On ne voit pas leur sexualité avec son mec, mais elle est racontée, on imagine plein de choses… Concernant Apolline et Nezir, je trouvais pédagogique de raconter des gens qui se parlent du sexe. Dans mon trajet de personne, je pense que je n’ai pas suffisamment parlé de sexualité avec mes partenaires. C’est un sujet qu’on laisse trop béant. Dans la scène que j’évoquais, avec la masturbation, c’est elle qui le guide. Il est important de ne pas considérer a priori que c’est l’homme qui sait. Nous aussi on sait, mais souvent, on n’ose pas trop le dire. On considère qu’il faut un peu se glisser dans le désir de l’autre. Mais non. Il faut se réapproprier notre plaisir, notre corps, nos organes, et le dire à l’autre.
“Trouver la justesse d’une émotion et d’une relation, la surprise d’une réaction très humaine, ça demande de fouiller en soi”
Tu regardes encore beaucoup de séries ?
Quand je travaille, je me mets dans ma bulle. Je ne dépasse jamais vraiment le stade des pilotes – c’est juste pour me tenir informée. Les dernières séries que j’ai vraiment aimées, c’est Succession et The White Lotus. Avant, il y a eu I May Destroy You. Il faut beaucoup d’invention pour m’intéresser et un rapport aux personnages très fort. Les séries basées sur l’action et les péripéties, je suis moins cliente.
Cela se voit avec Drôle. Tu es vraiment une autrice de personnages avant tout.
Pour moi, la série reste un art du récit par les personnages. On se fixe dans un monde avec des gens pendant des heures…

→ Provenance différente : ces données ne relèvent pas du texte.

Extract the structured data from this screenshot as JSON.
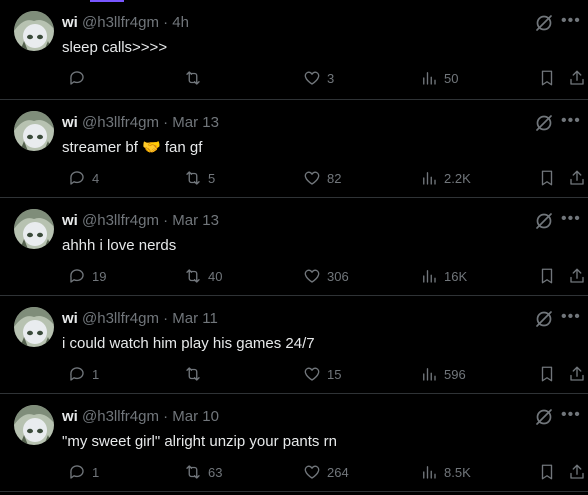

C’est une lutte par les temps qui courent. Drôle avance sans cliffhanger classique.
On a plutôt construit des cliffhangers émotionnels, des moments de latence. Moi, ma série-culte et de cœur, c’est Friday Night Lights. Je ne sais pas si Drôle s’inscrit dans la filiation, mais j’aimerais, avec cette idée d’un récit où il se passe des choses, mais pas forcément dans la violence, la trahison ou le rebondissement effréné. On reste sur des petits détails de la vie, et c’est probablement ce qu’il y a de plus difficile à écrire. Trouver la justesse d’une émotion et d’une relation, la surprise d’une réaction très humaine, ça demande de fouiller en soi.
Six épisodes, c’est court. À quand la suite ?
Je ne sais pas comment font celles ou ceux qui sortent dix ou douze épisodes par saison et arrivent à revenir un an plus tard. Six, c’est gérable, écrivable, réalisable… Quant à la suite, voyons déjà ce qui se passe ! Mais Drôle est faite pour durer.
Drôle saison 1 de Fanny Herrero, avec Younès Boucif, Elsa Guedj, Mariama Gueye, Jean Siuen. En ouverture du festival Séries Mania et sur Netflix le 18 mars.